What to Look for in a WordPress Theme

Here are a handful of key features you will want to look for while choosing your WordPress theme.

  • Site title should be an h1 heading on the homepage and an h2 heading on other pages
  • All post titles should have the h1 tag
  • Breadcrumbs navigation
  • Next and Previous post links
  • Related Posts on single posts
  • Clean semantics – check with W3C
  • Make sure there are no fishy links in the theme pointing to sketchy sites (these are usually in the footer)

Built-In SEO Options?

At WPExplorer we do not build SEO options into our themes (the closest we get is a simple Google Analytics field to track your performance), and we do not recommend using a theme with loads of built-in SEO options. The main reason is if you ever want to switch themes all of your on-page SEO efforts will be lost.

In our opinion it’s bad idea. Avoid themes with complex, built-in SEO options.

However, even though we would not recommend it we can understand that for some folks it simplifies website creation. Specifically if you just want to setup a quick site with few pages. Such as a quick affiliate landing page or a simple single-page site for product sales.

Step 5: Add Analytics Tracking

It isn’t necessarily an SEO step, but setting up your tracking system right away will help you keep track of how many people are visiting your website as well as monitor how they got there. Keeping a close watch on your analytics can really help you optimize your site in the future.

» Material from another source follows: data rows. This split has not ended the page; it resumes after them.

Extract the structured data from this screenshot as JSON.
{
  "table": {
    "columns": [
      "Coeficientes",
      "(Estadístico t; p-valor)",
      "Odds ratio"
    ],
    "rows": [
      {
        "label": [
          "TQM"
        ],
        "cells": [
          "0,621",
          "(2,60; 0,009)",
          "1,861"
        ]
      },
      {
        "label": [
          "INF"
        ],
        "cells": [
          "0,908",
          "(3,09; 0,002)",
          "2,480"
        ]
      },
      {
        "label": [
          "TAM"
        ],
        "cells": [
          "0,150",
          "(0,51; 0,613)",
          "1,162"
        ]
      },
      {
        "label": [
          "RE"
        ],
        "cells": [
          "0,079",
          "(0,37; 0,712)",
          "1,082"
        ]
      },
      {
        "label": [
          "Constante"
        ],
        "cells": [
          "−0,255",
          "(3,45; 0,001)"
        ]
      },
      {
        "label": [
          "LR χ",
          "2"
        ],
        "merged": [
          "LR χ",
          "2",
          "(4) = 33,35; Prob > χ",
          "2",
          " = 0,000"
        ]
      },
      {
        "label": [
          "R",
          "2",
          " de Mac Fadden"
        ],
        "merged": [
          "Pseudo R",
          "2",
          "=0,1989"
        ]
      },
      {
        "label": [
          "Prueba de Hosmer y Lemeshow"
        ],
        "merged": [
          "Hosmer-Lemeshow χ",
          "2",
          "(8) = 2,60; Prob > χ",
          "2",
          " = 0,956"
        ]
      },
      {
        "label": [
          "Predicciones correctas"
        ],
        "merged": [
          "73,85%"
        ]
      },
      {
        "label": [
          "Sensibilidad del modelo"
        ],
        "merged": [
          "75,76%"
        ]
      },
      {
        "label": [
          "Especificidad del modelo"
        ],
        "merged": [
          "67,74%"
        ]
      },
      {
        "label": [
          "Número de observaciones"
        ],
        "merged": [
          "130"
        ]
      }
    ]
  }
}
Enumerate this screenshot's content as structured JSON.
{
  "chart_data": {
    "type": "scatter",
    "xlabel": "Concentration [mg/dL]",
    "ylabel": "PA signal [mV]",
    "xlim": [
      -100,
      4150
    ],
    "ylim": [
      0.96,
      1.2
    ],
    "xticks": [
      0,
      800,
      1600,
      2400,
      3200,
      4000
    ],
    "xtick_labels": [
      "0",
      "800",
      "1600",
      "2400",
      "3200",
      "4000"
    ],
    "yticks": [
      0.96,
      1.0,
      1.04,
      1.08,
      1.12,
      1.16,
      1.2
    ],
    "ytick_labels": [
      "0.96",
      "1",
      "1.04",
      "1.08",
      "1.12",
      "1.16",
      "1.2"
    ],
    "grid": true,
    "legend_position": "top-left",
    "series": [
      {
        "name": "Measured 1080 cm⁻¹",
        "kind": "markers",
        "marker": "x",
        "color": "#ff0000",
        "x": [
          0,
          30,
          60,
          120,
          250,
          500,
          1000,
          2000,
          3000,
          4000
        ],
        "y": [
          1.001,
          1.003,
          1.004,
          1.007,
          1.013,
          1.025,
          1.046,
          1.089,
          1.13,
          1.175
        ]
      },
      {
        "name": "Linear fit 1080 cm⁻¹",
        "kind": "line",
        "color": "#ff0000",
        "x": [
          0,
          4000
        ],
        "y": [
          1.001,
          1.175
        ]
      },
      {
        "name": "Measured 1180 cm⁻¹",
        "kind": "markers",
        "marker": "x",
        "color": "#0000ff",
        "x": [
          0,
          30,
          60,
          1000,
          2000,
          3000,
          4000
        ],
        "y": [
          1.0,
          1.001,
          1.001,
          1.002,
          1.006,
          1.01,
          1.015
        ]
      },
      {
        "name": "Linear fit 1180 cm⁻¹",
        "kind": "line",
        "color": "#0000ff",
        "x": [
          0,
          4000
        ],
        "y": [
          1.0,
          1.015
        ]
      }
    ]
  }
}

Many premium themes already include an option in the admin panel where you can paste your code to automatically include your tracking in the header or footer of your site. But if your theme doesn’t include this as a feature, you have a couple options.

If you are comfortable with code, you can open up your header.php or footer.php file and insert the code manually.

But this is a simple WordPress beginner’s SEO guide. There are many easy to use plugins that allow you to set up your tracking code on your site/blog. Below are a couple plugins we recommend. Again – you only need one, so pick your favorite. We do not recommend installing multiple analytics plugins.

Step 6: Add Social Bookmarking

We all know how important social influence is in terms of site rankings these days. And even if it doesn’t increase your rankings, it’s still important for generating traffic and followers.

If your theme doesn’t already offer social media integration, we recommend installing a plugin for social bookmarking buttons, as well as links to your own social profiles.

Step 7: Write/Add Epic Content

Now that you are done setting up the basics, the only thing left for you to do is to write Epic content. Ultimately the biggest factor in whether you will get traffic and have people share your site is your content.

You need to make sure your website provides value to its readers. And not only will having great content help you rank and make people share your site, but it will also help you gather a following. And for some websites your followers are what will generate the most income for you as opposed to passive visitors.